Que as palavras de Vladimir Putin
tenham sido recebidas com ceticismo, não será difícil de intuir. Depois de
tantas ações de interferência nas questões internas da vizinha Ucrânia, a alegada
súbita metamorfose do presidente russo há de provocar desconfiança
generalizada. E se nos ativermos ao comportamento do passado, seja mediato,
seja imediato, existirão para essa postura sobejos motivos.
Por isso,
conto com a compreensão do leitor se repetir as palavras de Virgílio na Eneida:
“Timeo Danaos, et dona ferentes” (temo os gregos, ainda mais quando dão presentes).
Em
quê implica esse imprevisto aceno de paz de Putin? Ele pede aos separatistas pró-Rússia das
provinciais orientais da Ucrânia que adiem o referendo marcado para este
domingo, onze de maio; anuncia a retirada de suas tropas da fronteira com a
Ucrânia; e deixa entrever condicionado apoio às eleições ucranianas do dia 25
de maio.
O Presidente da
Federação Russa fez esse anúncio após reunião com o presidente da Confederação
Helvética e atual chefe da Organização para a Segurança e a Cooperação na
Europa (OSCE), Didier Burkhalter. Como se
terá presente, oito observadores da OSCE
(de que a Rússia, a Suiça e a Europa ocidental são membros) foram ilegalmente
apreendidos e mantidos em cativeiro por milicianos separatistas, no leste
ucraniano. Enquanto lhe aprouve, o Senhor
do Kremlin não lhes determinou a liberação – como devera – embora não seja
segredo para ninguém que tais formações libertariam de imediato os observadores
da OSCE ao menor sinal do governo
russo.
Sem embargo, gospodin
Putin não desdenha da eventual ajuda da OSCE,
se ela trouxer água para o seu moinho. Com efeito, ele condiciona o seu ‘apoio’

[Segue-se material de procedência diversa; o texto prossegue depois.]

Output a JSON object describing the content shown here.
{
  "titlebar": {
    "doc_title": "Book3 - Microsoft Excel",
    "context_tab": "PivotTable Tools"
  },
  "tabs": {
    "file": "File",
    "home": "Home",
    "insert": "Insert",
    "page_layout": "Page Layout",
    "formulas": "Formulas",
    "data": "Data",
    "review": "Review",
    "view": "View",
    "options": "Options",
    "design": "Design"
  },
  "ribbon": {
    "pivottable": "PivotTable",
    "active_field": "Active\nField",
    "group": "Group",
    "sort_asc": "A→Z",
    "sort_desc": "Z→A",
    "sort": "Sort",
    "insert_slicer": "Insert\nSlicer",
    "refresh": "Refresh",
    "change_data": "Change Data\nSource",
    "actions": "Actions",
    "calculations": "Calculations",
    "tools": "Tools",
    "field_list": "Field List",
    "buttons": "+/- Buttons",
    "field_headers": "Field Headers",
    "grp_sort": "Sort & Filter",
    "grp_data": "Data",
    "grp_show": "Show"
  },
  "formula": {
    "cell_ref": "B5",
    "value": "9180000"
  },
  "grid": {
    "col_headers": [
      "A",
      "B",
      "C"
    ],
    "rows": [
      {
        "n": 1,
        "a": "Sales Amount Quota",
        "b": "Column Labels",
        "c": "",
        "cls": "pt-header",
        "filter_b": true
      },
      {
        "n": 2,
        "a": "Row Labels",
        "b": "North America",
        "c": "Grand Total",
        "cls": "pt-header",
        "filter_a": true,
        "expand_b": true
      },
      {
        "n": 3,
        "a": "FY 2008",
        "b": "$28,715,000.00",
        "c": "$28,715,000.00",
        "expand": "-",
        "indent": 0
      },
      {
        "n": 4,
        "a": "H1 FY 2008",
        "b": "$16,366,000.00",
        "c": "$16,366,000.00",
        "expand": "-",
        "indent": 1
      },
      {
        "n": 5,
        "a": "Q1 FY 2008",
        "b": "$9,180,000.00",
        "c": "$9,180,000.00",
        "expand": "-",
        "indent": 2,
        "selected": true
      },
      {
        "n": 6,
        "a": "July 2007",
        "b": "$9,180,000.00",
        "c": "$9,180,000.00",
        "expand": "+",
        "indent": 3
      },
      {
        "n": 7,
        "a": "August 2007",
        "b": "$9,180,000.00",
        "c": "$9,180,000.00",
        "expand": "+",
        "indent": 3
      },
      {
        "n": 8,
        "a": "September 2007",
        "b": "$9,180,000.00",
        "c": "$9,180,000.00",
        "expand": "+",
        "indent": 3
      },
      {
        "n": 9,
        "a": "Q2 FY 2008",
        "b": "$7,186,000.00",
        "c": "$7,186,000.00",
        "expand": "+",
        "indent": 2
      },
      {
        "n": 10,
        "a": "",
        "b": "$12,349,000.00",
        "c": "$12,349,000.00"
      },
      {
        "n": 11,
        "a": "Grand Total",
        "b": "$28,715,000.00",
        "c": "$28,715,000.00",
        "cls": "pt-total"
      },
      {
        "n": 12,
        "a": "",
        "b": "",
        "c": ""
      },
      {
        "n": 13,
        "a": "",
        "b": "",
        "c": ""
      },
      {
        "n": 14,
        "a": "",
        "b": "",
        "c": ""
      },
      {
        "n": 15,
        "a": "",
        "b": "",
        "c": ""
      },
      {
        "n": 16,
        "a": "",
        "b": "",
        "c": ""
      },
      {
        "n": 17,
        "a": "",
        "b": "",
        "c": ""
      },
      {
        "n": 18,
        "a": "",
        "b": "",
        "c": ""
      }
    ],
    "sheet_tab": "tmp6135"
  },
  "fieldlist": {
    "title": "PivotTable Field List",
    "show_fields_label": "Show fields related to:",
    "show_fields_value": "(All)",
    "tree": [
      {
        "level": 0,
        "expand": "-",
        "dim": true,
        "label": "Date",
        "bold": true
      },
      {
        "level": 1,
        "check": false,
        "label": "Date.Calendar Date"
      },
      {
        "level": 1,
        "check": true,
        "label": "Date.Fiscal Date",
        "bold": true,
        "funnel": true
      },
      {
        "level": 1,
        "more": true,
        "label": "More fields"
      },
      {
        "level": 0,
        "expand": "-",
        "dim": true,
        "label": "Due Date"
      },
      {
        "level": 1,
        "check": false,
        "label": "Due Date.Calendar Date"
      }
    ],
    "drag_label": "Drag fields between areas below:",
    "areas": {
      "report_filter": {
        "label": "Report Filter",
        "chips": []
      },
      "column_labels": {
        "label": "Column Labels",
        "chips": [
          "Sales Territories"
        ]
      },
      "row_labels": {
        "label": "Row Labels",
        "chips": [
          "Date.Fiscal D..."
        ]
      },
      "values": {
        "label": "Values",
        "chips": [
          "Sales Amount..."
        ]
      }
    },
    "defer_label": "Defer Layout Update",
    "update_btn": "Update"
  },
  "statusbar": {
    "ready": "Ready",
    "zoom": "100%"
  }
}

às eleições de domingo, 25 de maio corrente, a que o governo de Kiev federalize
as regiões orientais, dando-lhes autonomia que, na prática, as tornaria dependentes de Moscou, eis que essa
liberdade se estenderia precipuamente à política externa.
Essa opção da
dependência de Moscou mostra, na verdade, que Putin deseja tornar cativa a
política de Kiev dos interesses do Kremlin. Essa federalização das províncias
orientais faria com que se transmutassem em convenientes satélites da Rússia,
em matéria diplomática (leia-se obediência ao vínculo russo), enquanto o poder
central ucraniano continuaria com a obrigação de atender aos dispêndios que
normalmente incumbem ao poder federal nos estados federativos.
Não há constituição séria que assuma esta
dicotomia. Se concordasse em conceder a tais províncias autonomia em
política externa, na prática o governo central da Ucrânia deixa de existir para a parcela oriental do
país. Ao fazer essa brutal concessão,
que transforma o regime federal em confederal, o governo central de Kiev se
descobre manietado a poderes autônomos, virtuais traidores constitucionais.
Tais províncias se veriam na cômoda, mas esdrúxula posição, de receberem dotações tributárias levantadas pelo estado
central, mas não teriam a obrigação no que tange à política externa (leia-se
Federação Russa) de seguir as determinações de Kiev!
Por isso, a ‘oferta
de Putin’ é, na verdade, condição
leonina, em que as províncias do leste se transformariam em ‘quinta coluna’ de Moscou, ao representarem
uma estranha aliança com o Poder imperial. Nessa fortaleza do leste, a ponte
levadiça estaria sempre baixada na direção de Moscou, enquanto ao poder
territorial de Kiev caberia apenas a manutenção dos custos de infraestrutura...
Com essa
exigência, o estado ucraniano ficaria capenga, pois na prática estaria cedendo
a suserania no leste ao Kremlin.
Através dessa ‘oferta’,
Vladimir Putin não está fazendo recuo
algum. Trata de obter pela porta dos fundos, sem os percalços da guerra, o que na prática visa desde o início: a inviabilização da opção
ucraniana pela União Européia e, se tal
não for realizável, limitar a escolha à vertente ocidental, de fala
ucraniana, do governo de Kiev.
Esse suposto ‘recuo’ do Presidente Putin não
passa, portanto, de uma descabelada tentativa
de conseguir, sem o ônus do conflito armado e escapando de ulteriores
sanções do Ocidente, fragmentar na prática o Estado Ucraniano, com a partilha
da região oriental indo para o regaço do velho urso do Império Russo.